8.2. The Customer’s physical address as given to the Company herein, shall be recognised as the Customer’s domicilium citandi et executandi (domicilium) for all purposes in terms of this agreement, whether in respect of the serving of any court process, notices, the payment of any amount or communications of whatever nature.
8.3. In the event of the Customer breaching any of its obligations and/or failing to timeously make payment of any amounts to the Company, the Customer agrees to pay, and shall be liable to pay, all legal costs incurred by the Company in enforcing its rights in terms of these terms and conditions on the attorney / own client scale including collection charges and tracing agent’s fees.
9. BREACH OF CONTRACT
9.1. In the event of a breach of contract by the Customer, and after having provided the Customer with 7 (seven) days’ written notice to remedy such default or obligation:
9.1.1 the Customer fails to pay amounts when due; and/or
9.1.2 being an individual, should the Customer die or be provisionally or finally sequestrated or surrender or make application to surrender his estate or commit any act of insolvency; and/or
9.1.3 Being a partnership, the partnership is terminated; and/or
9.1.4 Being a registered company or close corporation, is placed under provisional or final order of liquidation or business rescue, has a judgment recorded against it which remains unsatisfied for 7 (seven) days, compromises or attempts to compromise with its creditors, or enters into any transaction which has the effect of a change in the effective control of the Customer;
then without prejudice to any other rights which the Company may have, the Company shall be entitled to demand that the whole amount due by the Customer from whatsoever cause arising be paid immediately; and/or
the Company shall be entitled to exercise its rights in terms of paragraph 7; and/or
the Company shall be entitled to cancel any agreement which exists between the Company and the Customer and to suspend the carrying out of any of the Company’s obligations, in which event, the Customer shall have no claims of whatsoever nature against the Company arising out of such cancellation, or the suspension by the Company to carry out any of its obligations.

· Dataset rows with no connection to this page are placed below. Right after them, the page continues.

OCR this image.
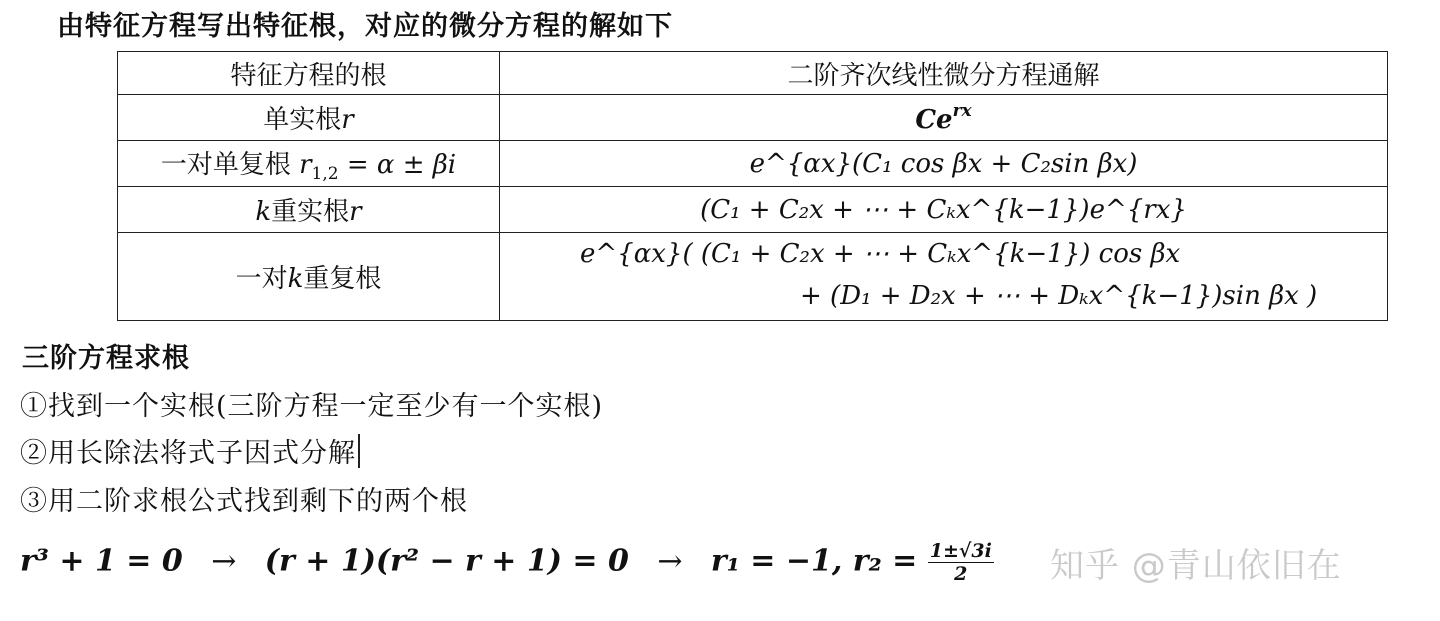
由特征方程写出特征根，对应的微分方程的解如下
特征方程的根	二阶齐次线性微分方程通解
单实根r	$Ce^{rx}$
一对单复根 $r_{1,2} = \alpha \pm \beta i$	e^{αx}(C₁ cos βx + C₂sin βx)
k重实根r	(C₁ + C₂x + ⋯ + Cₖx^{k−1})e^{rx}
一对k重复根	e^{αx}( (C₁ + C₂x + ⋯ + Cₖx^{k−1}) cos βx
+ (D₁ + D₂x + ⋯ + Dₖx^{k−1})sin βx )
三阶方程求根
①找到一个实根(三阶方程一定至少有一个实根)
②用长除法将式子因式分解
③用二阶求根公式找到剩下的两个根
r³ + 1 = 0 → (r + 1)(r² − r + 1) = 0 → r₁ = −1, $r_2 = \frac{1\pm√3i}{2}$ 知乎 @青山依旧在
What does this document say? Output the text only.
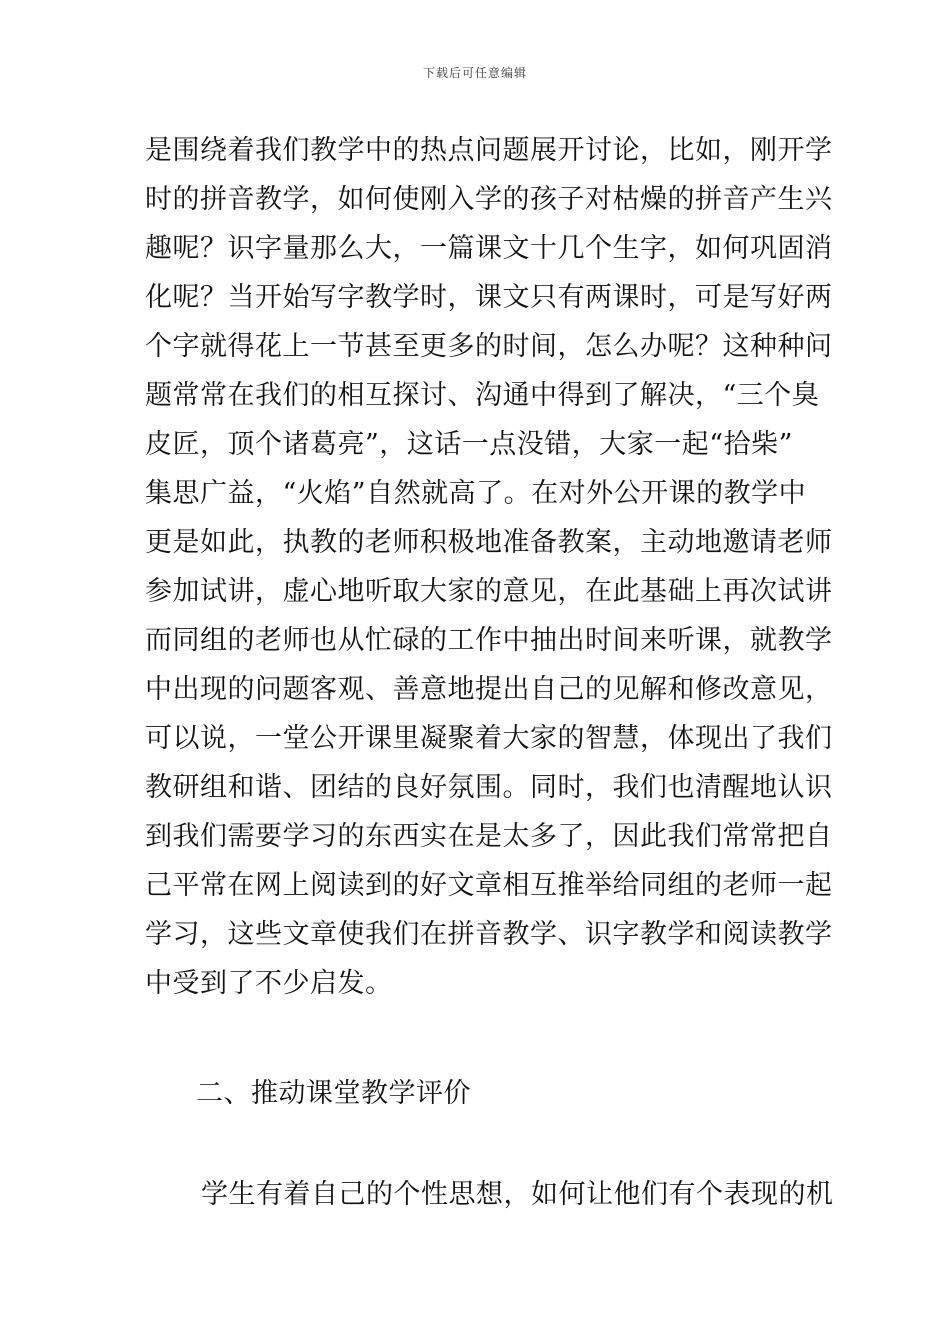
下载后可任意编辑
是围绕着我们教学中的热点问题展开讨论，比如，刚开学
时的拼音教学，如何使刚入学的孩子对枯燥的拼音产生兴
趣呢？识字量那么大，一篇课文十几个生字，如何巩固消
化呢？当开始写字教学时，课文只有两课时，可是写好两
个字就得花上一节甚至更多的时间，怎么办呢？这种种问
题常常在我们的相互探讨、沟通中得到了解决，“三个臭
皮匠，顶个诸葛亮”，这话一点没错，大家一起“拾柴”
集思广益，“火焰”自然就高了。在对外公开课的教学中
更是如此，执教的老师积极地准备教案，主动地邀请老师
参加试讲，虚心地听取大家的意见，在此基础上再次试讲
而同组的老师也从忙碌的工作中抽出时间来听课，就教学
中出现的问题客观、善意地提出自己的见解和修改意见，
可以说，一堂公开课里凝聚着大家的智慧，体现出了我们
教研组和谐、团结的良好氛围。同时，我们也清醒地认识
到我们需要学习的东西实在是太多了，因此我们常常把自
己平常在网上阅读到的好文章相互推举给同组的老师一起
学习，这些文章使我们在拼音教学、识字教学和阅读教学
中受到了不少启发。
二、推动课堂教学评价
学生有着自己的个性思想，如何让他们有个表现的机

9.2 The Company’s rights in terms of this agreement shall not be exhaustive and shall be in addition to its common law rights.
10.1. This contract represents the entire agreement between the Company and the Customer and shall govern all future contractual relationships between the Company and the Customer and shall also be applicable to all debts which the Customer may owe to the Company.
10.2. No amendment and/or alteration and/or variation and/or deletion and/or addition and/or cancellation of these terms and conditions, shall be of any force and effect unless reduced to writing and signed by a duly authorised representative of the Company and the Customer.
10.3. No warranties, representations or guarantees have been made by the Company or on its behalf, which may have induced the Customer to sign this document.
10.4. No relaxation or indulgence which the Company may give at any time in regard to the carrying out of the Customer’s obligations in terms of any contract shall prejudice or be deemed to be a waiver of any of the Company’s rights in terms of any contract.